Gabrielle Union could have settled for being an actress. She chose to be an entrepreneur, an activist, and a pioneer — and never sacrificed one for the other.
In 2017, Gabrielle Union was at the top of her game. Being Mary Jane on BET was in its fourth season. Her memoir We're Going to Need More Wine had just been released. She was launching a clothing collection with New York & Company. And to top it all off, she released her first haircare line, Flawless — a range designed for textured hair, distributed at Ulta Beauty across the United States.
But behind the polish, something wasn't right. Union, who was going through IVF treatments that had caused significant hair loss, felt like a stranger to her own brand. The investors who had funded it were making the decisions — on formulas, marketing, pricing. Her voice, though central to the project, was being sidelined. "I didn't own my own brand," she would later say. "And it showed."
Her response was as clear as it was determined: she bought her company back. In 2020, in partnership with her longtime hairstylist Larry Sims — with whom she had shared years of film sets, red carpets, and conversations about Black hair health — she relaunched Flawless as 100% Black-owned, Black-led, and Black-marketed. The terms mattered. Not boxes to check for PR purposes — an operating philosophy.

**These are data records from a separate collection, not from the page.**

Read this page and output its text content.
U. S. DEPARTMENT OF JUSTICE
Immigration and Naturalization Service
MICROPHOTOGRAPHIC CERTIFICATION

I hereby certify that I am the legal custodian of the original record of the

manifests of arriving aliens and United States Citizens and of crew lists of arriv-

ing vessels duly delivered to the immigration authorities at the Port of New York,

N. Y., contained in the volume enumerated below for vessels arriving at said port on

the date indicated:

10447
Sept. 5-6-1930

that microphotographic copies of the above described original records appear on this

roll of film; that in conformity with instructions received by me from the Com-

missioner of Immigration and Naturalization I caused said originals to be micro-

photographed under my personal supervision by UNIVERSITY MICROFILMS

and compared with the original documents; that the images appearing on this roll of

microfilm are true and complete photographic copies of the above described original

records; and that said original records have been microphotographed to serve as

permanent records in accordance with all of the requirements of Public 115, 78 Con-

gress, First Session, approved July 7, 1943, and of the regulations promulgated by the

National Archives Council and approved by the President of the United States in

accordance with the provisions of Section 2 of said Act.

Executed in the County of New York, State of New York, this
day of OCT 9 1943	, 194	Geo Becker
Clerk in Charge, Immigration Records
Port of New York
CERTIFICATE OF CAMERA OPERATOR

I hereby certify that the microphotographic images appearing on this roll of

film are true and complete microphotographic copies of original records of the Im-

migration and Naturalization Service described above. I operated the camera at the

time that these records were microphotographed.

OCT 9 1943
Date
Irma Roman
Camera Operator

The new line includes 12 products, all formulated around natural ingredients: Brazilian bacuri butter, Himalayan moringa oil, African shea butter, rice oil complex. The pricing — around $9.99 per product — was as much a political decision as a commercial one. Union wanted an accessible brand, not one reserved for "premium" beauty insiders. Black women's hair deserves quality care, regardless of income.
The "Lift as We Climb" initiative — launched alongside the relaunch — may be Flawless's most original contribution to the Black entrepreneurial ecosystem. Each month, on its social channels, the brand spotlights other Black-owned businesses, giving them free visibility on its platforms. It's a form of social capital redistribution that goes beyond a simple commercial gesture — it's a vision of a mutually supportive economy.
Gabrielle Union's trajectory cannot be separated from her activism. In 2019, her controversial dismissal from America's Got Talent — which she publicly attributed to a racist work environment where her natural hairstyles were deemed "too Black" for audiences — sparked a media storm. She did not stay silent. She spoke out, and the legal and media fallout that followed contributed to a national conversation about racism in the entertainment industry.
Gabrielle Union on set — bringing depth and intensity to every role she plays.
This ability to turn personal experience into a tool for systemic change is exactly what sets Union apart from a mere celebrity. She speaks about her repeated miscarriages with disarming candor, helping to break the taboo around infertility. She speaks about workplace racism when it would be more comfortable to stay quiet. She speaks about Black economic power when many in her position would simply sign the contracts.
For African and diaspora women dreaming of building their own businesses, Gabrielle Union's journey offers practical lessons and genuine inspiration. Reclaim what belongs to you. Surround yourself with people who look like you. Never separate money from values. And above all: never settle for the place you were assigned when you can build a better one.